Le moulin tourne au fond du soir, très lentement.
Sur un ciel de tristesse et de mélancolie,
Il tourne, et tourne, et sa voile, couleur de lie[2],
Est triste, et faible, et lourde, et lasse, infiniment.

Depuis l’aube, ses bras, comme des bras de plainte,
Se sont tendus et sont tombés ; et les voici
Qui retombent encor, là-bas, dans l’air noirci
Et le silence entier de la nature éteinte.

Un jour souffrant d’hiver parmi les loins s’endort,
Les nuages sont las de leurs voyages sombres,
Et le long des taillis, qui ramassent leurs ombres,
Les ornières s’en vont vers un horizon mort.

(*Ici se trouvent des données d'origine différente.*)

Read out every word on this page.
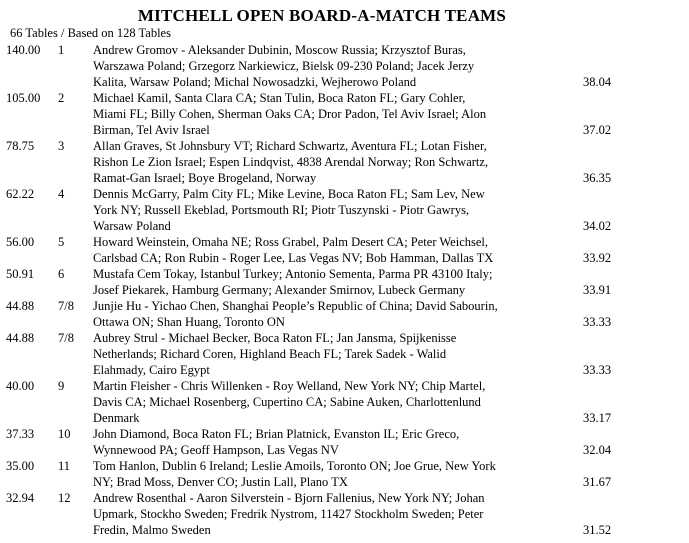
MITCHELL OPEN BOARD-A-MATCH TEAMS
66 Tables / Based on 128 Tables
140.00	1	Andrew Gromov - Aleksander Dubinin, Moscow Russia; Krzysztof Buras, Warszawa Poland; Grzegorz Narkiewicz, Bielsk 09-230 Poland; Jacek Jerzy Kalita, Warsaw Poland; Michal Nowosadzki, Wejherowo Poland	38.04
105.00	2	Michael Kamil, Santa Clara CA; Stan Tulin, Boca Raton FL; Gary Cohler, Miami FL; Billy Cohen, Sherman Oaks CA; Dror Padon, Tel Aviv Israel; Alon Birman, Tel Aviv Israel	37.02
78.75	3	Allan Graves, St Johnsbury VT; Richard Schwartz, Aventura FL; Lotan Fisher, Rishon Le Zion Israel; Espen Lindqvist, 4838 Arendal Norway; Ron Schwartz, Ramat-Gan Israel; Boye Brogeland, Norway	36.35
62.22	4	Dennis McGarry, Palm City FL; Mike Levine, Boca Raton FL; Sam Lev, New York NY; Russell Ekeblad, Portsmouth RI; Piotr Tuszynski - Piotr Gawrys, Warsaw Poland	34.02
56.00	5	Howard Weinstein, Omaha NE; Ross Grabel, Palm Desert CA; Peter Weichsel, Carlsbad CA; Ron Rubin - Roger Lee, Las Vegas NV; Bob Hamman, Dallas TX	33.92
50.91	6	Mustafa Cem Tokay, Istanbul Turkey; Antonio Sementa, Parma PR 43100 Italy; Josef Piekarek, Hamburg Germany; Alexander Smirnov, Lubeck Germany	33.91
44.88	7/8	Junjie Hu - Yichao Chen, Shanghai People’s Republic of China; David Sabourin, Ottawa ON; Shan Huang, Toronto ON	33.33
44.88	7/8	Aubrey Strul - Michael Becker, Boca Raton FL; Jan Jansma, Spijkenisse Netherlands; Richard Coren, Highland Beach FL; Tarek Sadek - Walid Elahmady, Cairo Egypt	33.33
40.00	9	Martin Fleisher - Chris Willenken - Roy Welland, New York NY; Chip Martel, Davis CA; Michael Rosenberg, Cupertino CA; Sabine Auken, Charlottenlund Denmark	33.17
37.33	10	John Diamond, Boca Raton FL; Brian Platnick, Evanston IL; Eric Greco, Wynnewood PA; Geoff Hampson, Las Vegas NV	32.04
35.00	11	Tom Hanlon, Dublin 6 Ireland; Leslie Amoils, Toronto ON; Joe Grue, New York NY; Brad Moss, Denver CO; Justin Lall, Plano TX	31.67
32.94	12	Andrew Rosenthal - Aaron Silverstein - Bjorn Fallenius, New York NY; Johan Upmark, Stockho Sweden; Fredrik Nystrom, 11427 Stockholm Sweden; Peter Fredin, Malmo Sweden	31.52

Sous un ourlet de sol, quelques huttes de hêtre
Très misérablement sont assises en rond ;
Une lampe de cuivre est pendue au plafond
Et patine de feu le mur et la fenêtre.

Et dans la plaine immense et le vide dormeur,
Elles fixent, — les très souffreteuses bicoques[3] —,
Avec les pauvres yeux de leurs carreaux en loques,
Le vieux moulin qui tourne, et las, qui tourne et meurt.



Le vent[4].

Sur la bruyère longue infiniment
Voici le vent cornant Novembre.
Sur la bruyère infiniment
Voici le vent
Qui se déchire et se démembre,
En souffles lourds battant les bourgs.
Voici le vent,
Le vent sauvage de Novembre.

Aux puits des fermes
Les seaux de fer et les poulies
Grincent.

  1. Extrait du recueil Les Soirs (1888).
  2. Voir page 52, note 2.
  3. Maisons chétives (emprunté de l’italien bicocca).
  4. Extrait du recueil Les Villages illusoires (1895) — Ces vers ne prennent
    toute leur beauté qu’à la lecture à haute voix, qui fait ressortir leur rythme très musical.